Устать как бы сразу – увидев полет бабочки, стремящейся в потоки восходящего пространства, воздуха, не таящего свою ландшафтную, небесную мощь и силу. Невозможность подняться вне места, означенного как место воздуха, как точка и локус, отягощенные очертаниями бесцветного и незаметного в своем неразличении (самого себя) бытии. Так вот: ожидание простора собственных решений на фоне упавшей бабочки с поврежденным крылом, осыпавшейся пыльцой, еще подрагивающей безнадежно – это ожидание затягивается пасмурным серым небом, тянущим одеяло географического воображения к месту, где полет, взлет, парение смотрятся как простейшее течение, перетекание самого тела уточненной точечной мысли.

Не требуя ландшафта – скорого, с пылу с жару, самодовольного, самоуспокоенного.

Не требуя ландшафта отчаянного, фронтирного, зависающего на лету, «гусарского».

Не требуя ландшафта сосредоточенного, углубленного, медитирующего – короче, может быть, «фрактального».

Пытаясь осознать ландшафт-как-он-есть, ландшафт как мысль, приземленную своей собственной небесностью.

Пытаясь научиться ландшафту как школе размещенного кругозора – окоема, раскинутого протяженностью и пространством внутренней перспективы.

Пытаясь воображать ландшафт птицей, севшей на качающуюся ветку собственного бытия-полета.

Ландшафтом заземлить ток сумасбродных облаков, затеняющих рельеф самого воздуха.

Продвигаясь по городу моих рассуждений и предположений. Разбитый асфальт, мусор на каждом шагу, толпы разлитого равнодушия.

Не смущаясь, не отрицая среды полной пустоты, улиц растянутого, как плохие чулки, сожаления; окон скукоженных домов, не держащихся за свое – якобы – место.

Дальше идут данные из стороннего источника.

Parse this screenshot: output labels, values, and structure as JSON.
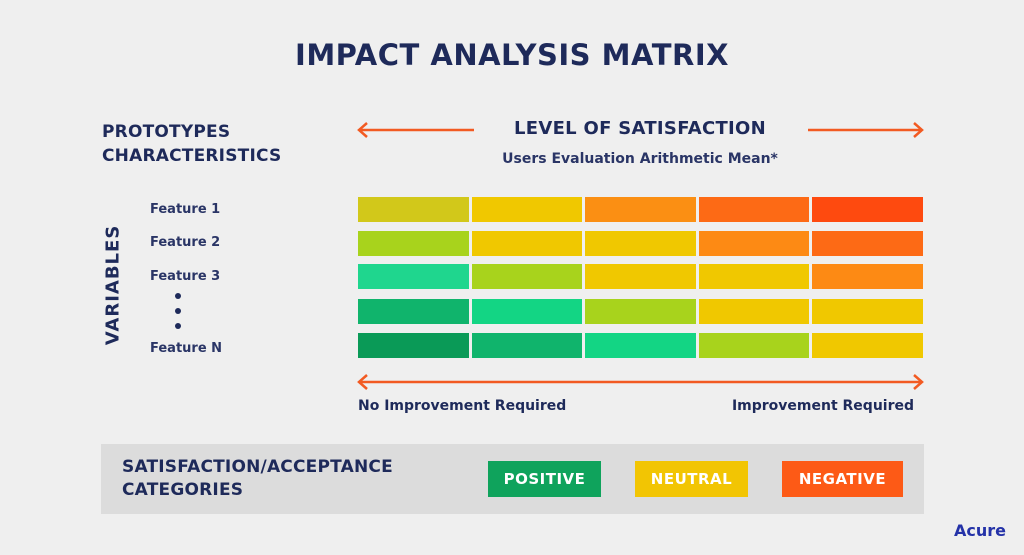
{
  "title": "IMPACT ANALYSIS MATRIX",
  "prototypes_label": [
    "PROTOTYPES",
    "CHARACTERISTICS"
  ],
  "satisfaction_title": "LEVEL OF SATISFACTION",
  "satisfaction_subtitle": "Users Evaluation Arithmetic Mean*",
  "variables_label": "VARIABLES",
  "features": [
    "Feature 1",
    "Feature 2",
    "Feature 3",
    "Feature N"
  ],
  "scale": {
    "left_label": "No Improvement Required",
    "right_label": "Improvement Required"
  },
  "matrix": {
    "rows": [
      {
        "name": "Feature 1",
        "colors": [
          "#d2c81a",
          "#f0c800",
          "#fb8f13",
          "#fd6a15",
          "#fe4a0f"
        ]
      },
      {
        "name": "Feature 2",
        "colors": [
          "#a8d31c",
          "#f0c800",
          "#f0c800",
          "#fd8a14",
          "#fd6a15"
        ]
      },
      {
        "name": "Feature 3",
        "colors": [
          "#1fd68e",
          "#a8d31c",
          "#f0c800",
          "#f0c800",
          "#fd8a14"
        ]
      },
      {
        "name": "...",
        "colors": [
          "#10b46c",
          "#13d584",
          "#a8d31c",
          "#f0c800",
          "#f0c800"
        ]
      },
      {
        "name": "Feature N",
        "colors": [
          "#0a9a57",
          "#10b46c",
          "#13d584",
          "#a8d31c",
          "#f0c800"
        ]
      }
    ]
  },
  "legend": {
    "title": [
      "SATISFACTION/ACCEPTANCE",
      "CATEGORIES"
    ],
    "items": [
      {
        "label": "POSITIVE",
        "color": "#0fa35c"
      },
      {
        "label": "NEUTRAL",
        "color": "#f2c503"
      },
      {
        "label": "NEGATIVE",
        "color": "#fd5a16"
      }
    ]
  },
  "colors": {
    "navy": "#1e2a5a",
    "arrow": "#f25a22",
    "brand": "#2432a8"
  },
  "brand": "Acure"
}
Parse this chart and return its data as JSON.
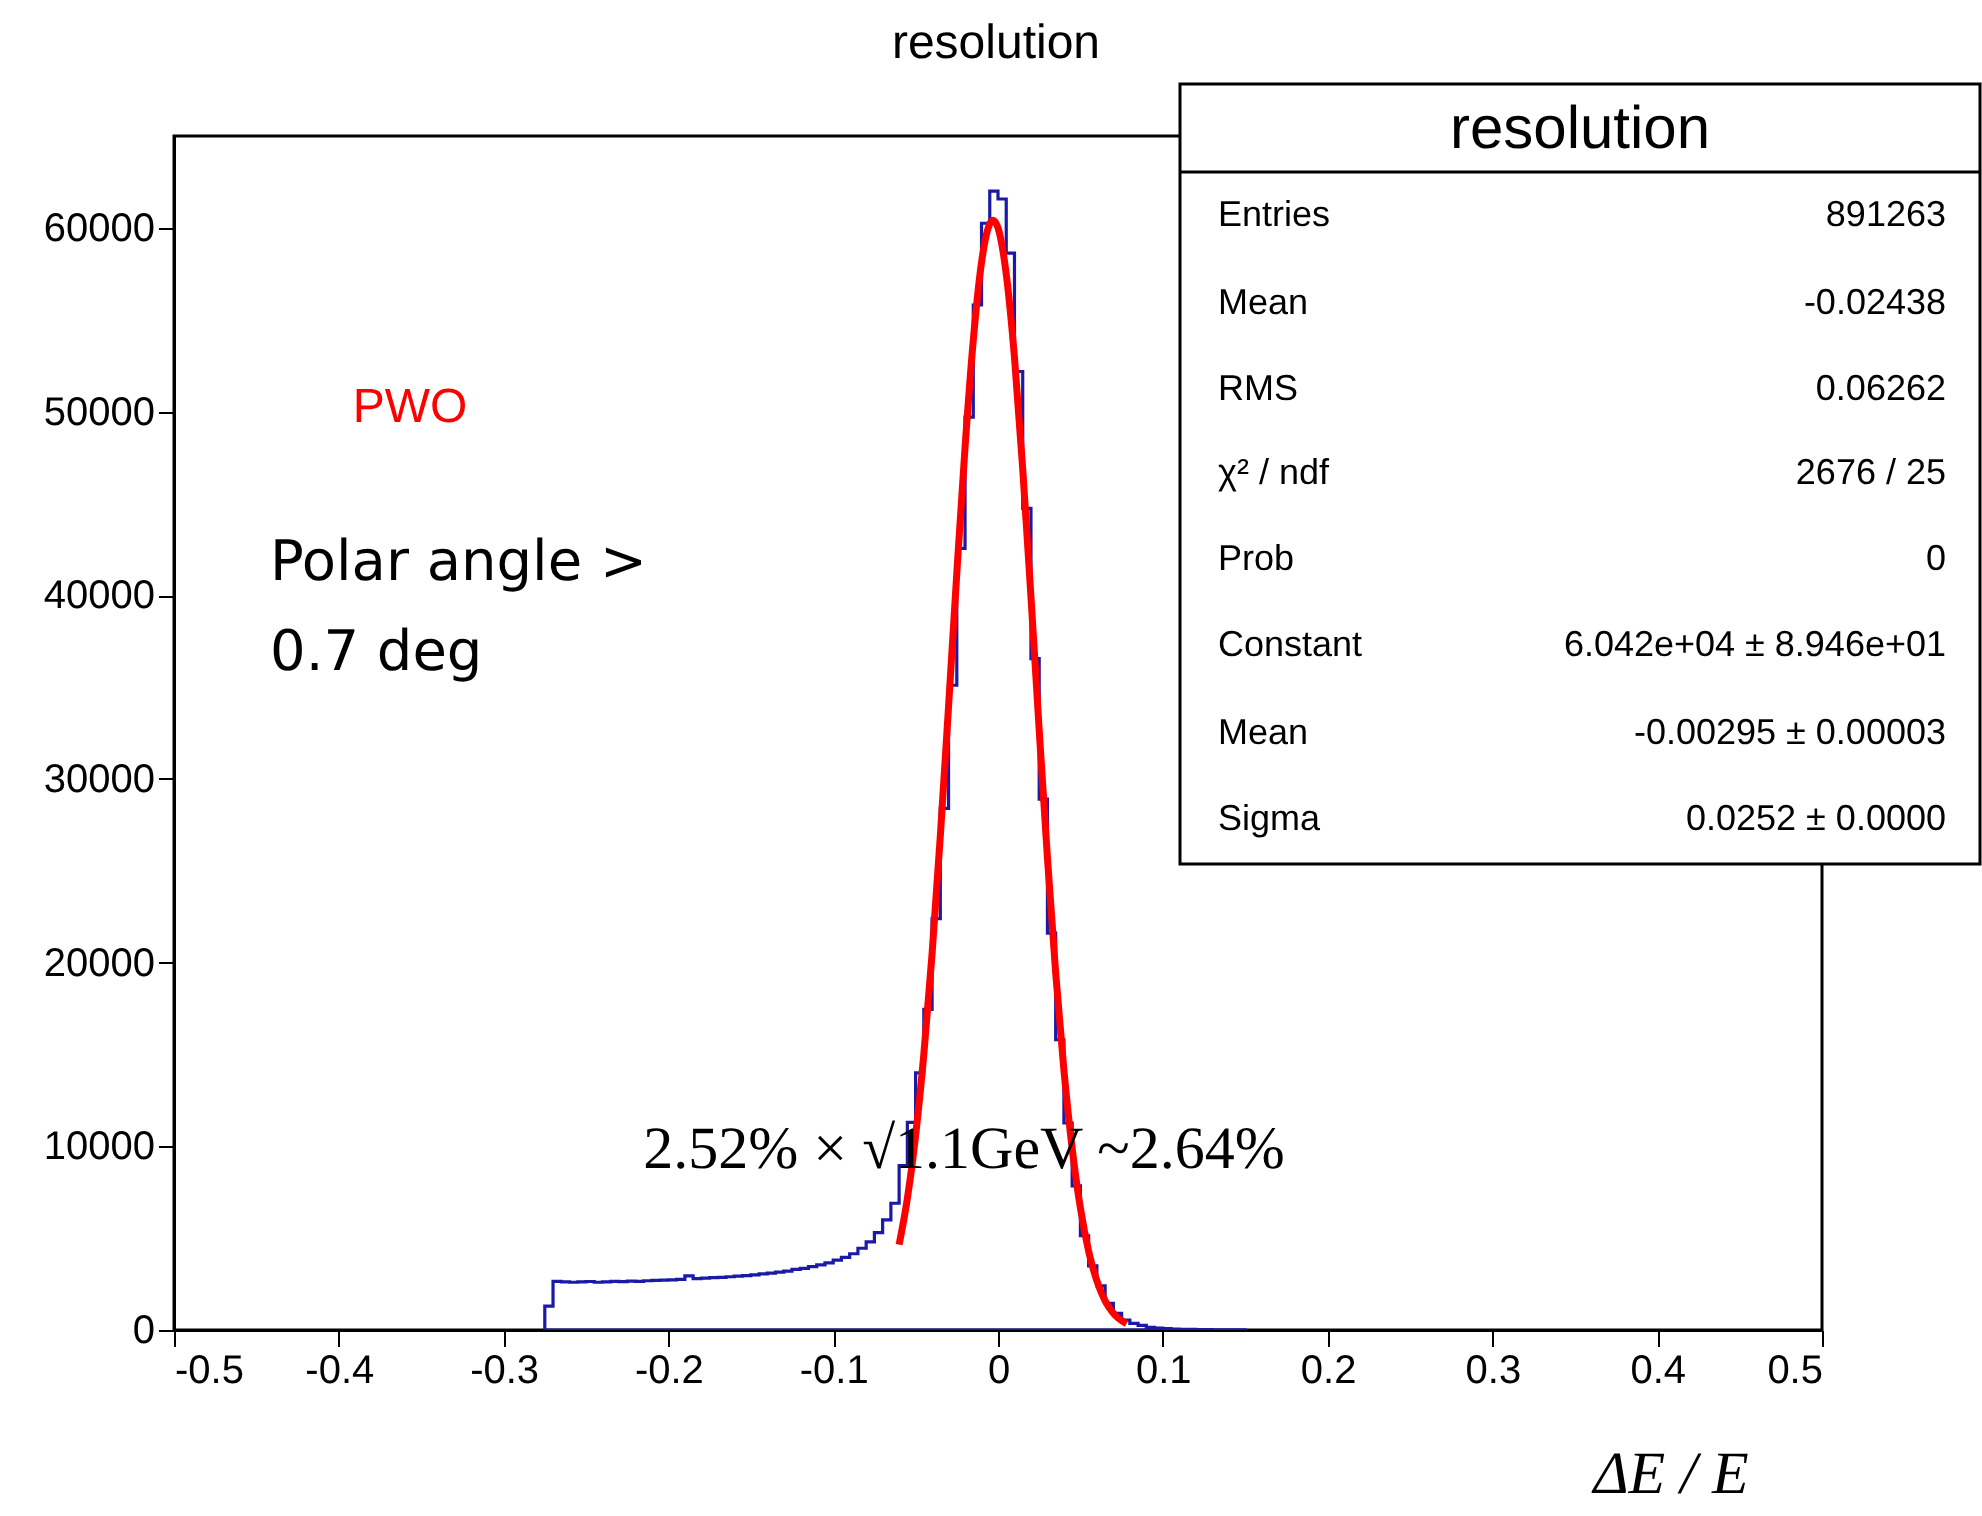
{
  "chart_data": {
    "type": "histogram",
    "title": "resolution",
    "xlabel": "ΔE / E",
    "xlim": [
      -0.5,
      0.5
    ],
    "xticks": [
      -0.5,
      -0.4,
      -0.3,
      -0.2,
      -0.1,
      0,
      0.1,
      0.2,
      0.3,
      0.4,
      0.5
    ],
    "ylim": [
      0,
      65000
    ],
    "yticks": [
      0,
      10000,
      20000,
      30000,
      40000,
      50000,
      60000
    ],
    "grid": false,
    "series": [
      {
        "type": "histogram",
        "color": "#1a1aa6",
        "bins": [
          -0.275,
          -0.27,
          -0.265,
          -0.26,
          -0.255,
          -0.25,
          -0.245,
          -0.24,
          -0.235,
          -0.23,
          -0.225,
          -0.22,
          -0.215,
          -0.21,
          -0.205,
          -0.2,
          -0.195,
          -0.19,
          -0.185,
          -0.18,
          -0.175,
          -0.17,
          -0.165,
          -0.16,
          -0.155,
          -0.15,
          -0.145,
          -0.14,
          -0.135,
          -0.13,
          -0.125,
          -0.12,
          -0.115,
          -0.11,
          -0.105,
          -0.1,
          -0.095,
          -0.09,
          -0.085,
          -0.08,
          -0.075,
          -0.07,
          -0.065,
          -0.06,
          -0.055,
          -0.05,
          -0.045,
          -0.04,
          -0.035,
          -0.03,
          -0.025,
          -0.02,
          -0.015,
          -0.01,
          -0.005,
          0,
          0.005,
          0.01,
          0.015,
          0.02,
          0.025,
          0.03,
          0.035,
          0.04,
          0.045,
          0.05,
          0.055,
          0.06,
          0.065,
          0.07,
          0.075,
          0.08,
          0.085,
          0.09,
          0.095,
          0.1,
          0.105,
          0.11,
          0.115,
          0.12,
          0.125,
          0.13,
          0.135,
          0.14,
          0.145,
          0.15
        ],
        "values": [
          1300,
          2650,
          2620,
          2600,
          2620,
          2640,
          2600,
          2620,
          2650,
          2630,
          2660,
          2650,
          2680,
          2700,
          2720,
          2730,
          2760,
          2950,
          2800,
          2820,
          2850,
          2870,
          2900,
          2930,
          2960,
          3000,
          3050,
          3100,
          3150,
          3200,
          3300,
          3350,
          3450,
          3550,
          3650,
          3800,
          3950,
          4150,
          4450,
          4800,
          5300,
          6000,
          6900,
          8950,
          11300,
          14000,
          17450,
          22400,
          28400,
          35100,
          42550,
          49700,
          55800,
          60250,
          62000,
          61570,
          58620,
          52180,
          44730,
          36550,
          28900,
          21600,
          15800,
          11270,
          7850,
          5130,
          3490,
          2400,
          1450,
          900,
          545,
          360,
          250,
          150,
          100,
          70,
          50,
          40,
          30,
          20,
          20,
          10,
          10,
          10,
          10
        ]
      },
      {
        "type": "line",
        "color": "#ff0000",
        "x": [
          -0.06,
          -0.055,
          -0.05,
          -0.045,
          -0.04,
          -0.035,
          -0.03,
          -0.025,
          -0.02,
          -0.015,
          -0.01,
          -0.005,
          -0.003,
          0,
          0.005,
          0.01,
          0.015,
          0.02,
          0.025,
          0.03,
          0.035,
          0.04,
          0.045,
          0.05,
          0.055,
          0.06,
          0.065,
          0.07,
          0.078
        ],
        "values": [
          4650,
          7160,
          10580,
          15020,
          20490,
          26900,
          33960,
          41200,
          48050,
          53880,
          58110,
          60220,
          60420,
          60000,
          57480,
          52940,
          46870,
          39900,
          32660,
          25690,
          19440,
          14140,
          9880,
          6640,
          4290,
          2670,
          1590,
          914,
          347
        ]
      }
    ],
    "annotations": [
      "PWO",
      "Polar angle >\n0.7 deg",
      "2.52% × √1.1GeV ~2.64%",
      "resolution",
      "Entries",
      "891263",
      "Mean",
      "-0.02438",
      "RMS",
      "0.06262",
      "χ² / ndf",
      "2676 / 25",
      "Prob",
      "0",
      "Constant",
      "6.042e+04 ± 8.946e+01",
      "Mean",
      "-0.00295 ± 0.00003",
      "Sigma",
      "0.0252 ± 0.0000"
    ]
  }
}
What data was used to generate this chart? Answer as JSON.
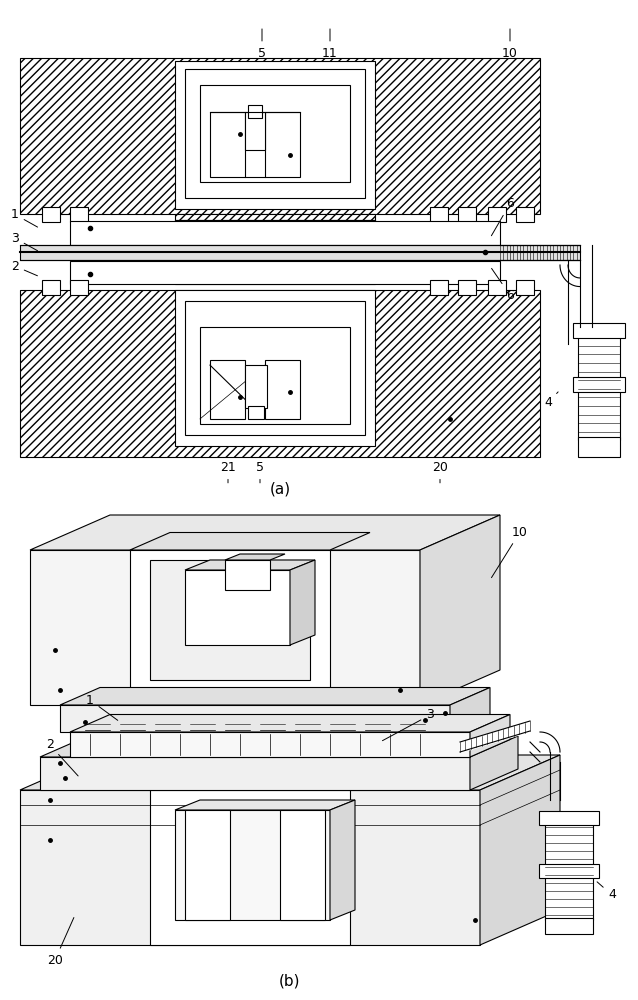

Сосредотачиваясь сплошным шумом жаркого, потного, суматошного городского лета; говором тающего цветного мороженого, обрывками наглых автомобильных междометий и глосс.

Город, чудовище всех бездонных поколений укрощенного – временно – пространства; пространства, чей миф не стоит и шага почти остановленного открытыми горизонтами бытия.

Горизонт – забытый, загубленный, заслоненный нахрапом места, не обладающего никакими регалиями предельной про-странственности.

Здоровенная трехлитровая пустая банка на балконе – стоит как совершенная китайская ваза, самоценная в своей единственной размещенности на фоне беспорядочной улицы внизу, сознания, обретшего свое неразменное пространство; вдохновения ландшафта, просвечивающего очень ясно и точно сквозь обычное зеленоватое стекло.

Театр Чарльза Дарвина

Висение, повисание на нитках Бытия. Воздух бытия осознается в этом повисании строго по вертикали, вращаясь, как цветной продолговатый детский кубик. В сущности, и вся жизнь может расцениваться как вращающийся, застывающий момент нематериальной, воздушной точки зависания, восторга, восхождения.

В «Происхождении видов» Дарвина заметно стремление автора раскрыть свою собственную пытливость посредством обращения к дискурсу, чей облик напоминает не столько картезианские протяженности, сколько глубокие, глубинные земляные шурфы, некое ментальное почвоведение, в котором всякая мысль расширяется, как ни странно, оригинальным утончением, уточнением, дополнительной вертикализацией, захватывающей и пространство научно-письменной наррации. Текст Дарвина «плывет», будучи географическим образом речного течения, направленного в каждой точке одновременно и «вперед», и «назад».

Стена дома наискосок, под лучами низкого вечернего солнца. Отколовшиеся мелкие плиточки, лакуны старого крупитчато-серого «бетонного» покрытия. Не архаика и поэзия разрушения и запустения, но барельефный ландшафт мелкого неизвестного мира – не инопланетного, а земного и трансверсального. Это просто топографическая карта пространства, не сильного прорастающей острой сорной травой, а гордящегося застывшей пеной стенной вечности, вообразившей себя образом быстротекущего времени. Шероховатые тени, плоящие вечернюю стену как место, лишенное благоприятности эмпирического комфорта, удобства, отдыха. Я всматриваюсь (тщетно) в эту стену, надеясь с вечерними тенями увидеть скрытое гнездо сумерек и утерянную границу осенней ночи – ночи, воспользовавшейся разнеженностью и просторным, раскинувшимся бесстыдством бабьего лета.